While Onishi breaks down just how inaccurate these shows and movies can be, she makes it clear that Hollywood doesn't always get it wrong. Some shows, including Showtime's historical drama The Knick, garner praise from Onishi for being true-to-life with their medical jargon and operations. And when doctors discuss what music to play during surgery on Scrubs? That's "a tale as old as time in the O.R.," according to Onishi.

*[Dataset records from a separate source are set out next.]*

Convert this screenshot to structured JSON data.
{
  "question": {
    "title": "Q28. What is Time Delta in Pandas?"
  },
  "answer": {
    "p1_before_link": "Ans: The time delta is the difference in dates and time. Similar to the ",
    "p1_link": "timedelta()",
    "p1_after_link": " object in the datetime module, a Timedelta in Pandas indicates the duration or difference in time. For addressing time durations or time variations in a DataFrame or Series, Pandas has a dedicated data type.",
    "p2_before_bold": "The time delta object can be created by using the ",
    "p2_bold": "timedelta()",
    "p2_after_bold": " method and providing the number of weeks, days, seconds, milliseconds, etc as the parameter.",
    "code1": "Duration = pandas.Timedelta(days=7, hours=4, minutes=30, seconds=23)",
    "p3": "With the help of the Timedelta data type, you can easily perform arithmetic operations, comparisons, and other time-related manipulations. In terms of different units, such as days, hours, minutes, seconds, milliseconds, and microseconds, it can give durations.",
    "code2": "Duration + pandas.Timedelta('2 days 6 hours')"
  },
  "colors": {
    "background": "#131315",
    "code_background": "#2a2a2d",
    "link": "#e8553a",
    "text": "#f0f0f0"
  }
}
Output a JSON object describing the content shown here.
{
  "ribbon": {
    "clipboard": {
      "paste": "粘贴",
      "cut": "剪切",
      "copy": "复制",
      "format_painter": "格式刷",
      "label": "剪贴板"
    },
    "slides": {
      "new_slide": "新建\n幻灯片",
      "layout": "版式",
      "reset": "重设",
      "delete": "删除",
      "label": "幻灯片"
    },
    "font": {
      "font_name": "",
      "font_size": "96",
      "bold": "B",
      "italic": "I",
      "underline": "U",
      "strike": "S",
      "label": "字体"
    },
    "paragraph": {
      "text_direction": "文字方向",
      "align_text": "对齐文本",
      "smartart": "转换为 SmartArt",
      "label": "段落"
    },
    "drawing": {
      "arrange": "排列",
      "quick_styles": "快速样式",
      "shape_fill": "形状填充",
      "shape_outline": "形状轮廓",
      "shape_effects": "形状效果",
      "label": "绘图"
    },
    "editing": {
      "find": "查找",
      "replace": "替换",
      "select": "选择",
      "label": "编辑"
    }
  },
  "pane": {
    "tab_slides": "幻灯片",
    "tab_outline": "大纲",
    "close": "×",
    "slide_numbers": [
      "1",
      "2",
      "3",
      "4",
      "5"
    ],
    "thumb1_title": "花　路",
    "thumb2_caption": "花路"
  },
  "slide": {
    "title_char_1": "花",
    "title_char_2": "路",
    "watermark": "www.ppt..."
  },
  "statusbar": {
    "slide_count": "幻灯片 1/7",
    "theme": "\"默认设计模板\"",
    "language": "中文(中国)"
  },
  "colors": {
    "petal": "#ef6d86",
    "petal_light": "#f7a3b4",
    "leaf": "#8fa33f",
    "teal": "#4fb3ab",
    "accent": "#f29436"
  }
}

Other tropes are very obviously ridiculous, like slapping a patient during CPR and telling them to fight, which we see in a scene from The Abyss. "Rule number one of CPR is: never stop effective chest compressions in order to slap or yell words of encouragement at the patient," Onishi says. "Yelling at a patient or cheering them on has never brought them back to life." And obviously, taking selfies in the operating room in the middle of a grisly operation like the doctors on Grey's Anatomy do would get you fired in real life.

There are plenty of cliché words and phrases we hear over and over on doctor shows, and some are more accurate than others. Asking about a patient's vitals is authentic, according to Onishi, who says it's something doctors are always concerned with. However, yelling "We're losing him!" is simply for added TV drama. "I have never once heard that in my real life," Onishi says.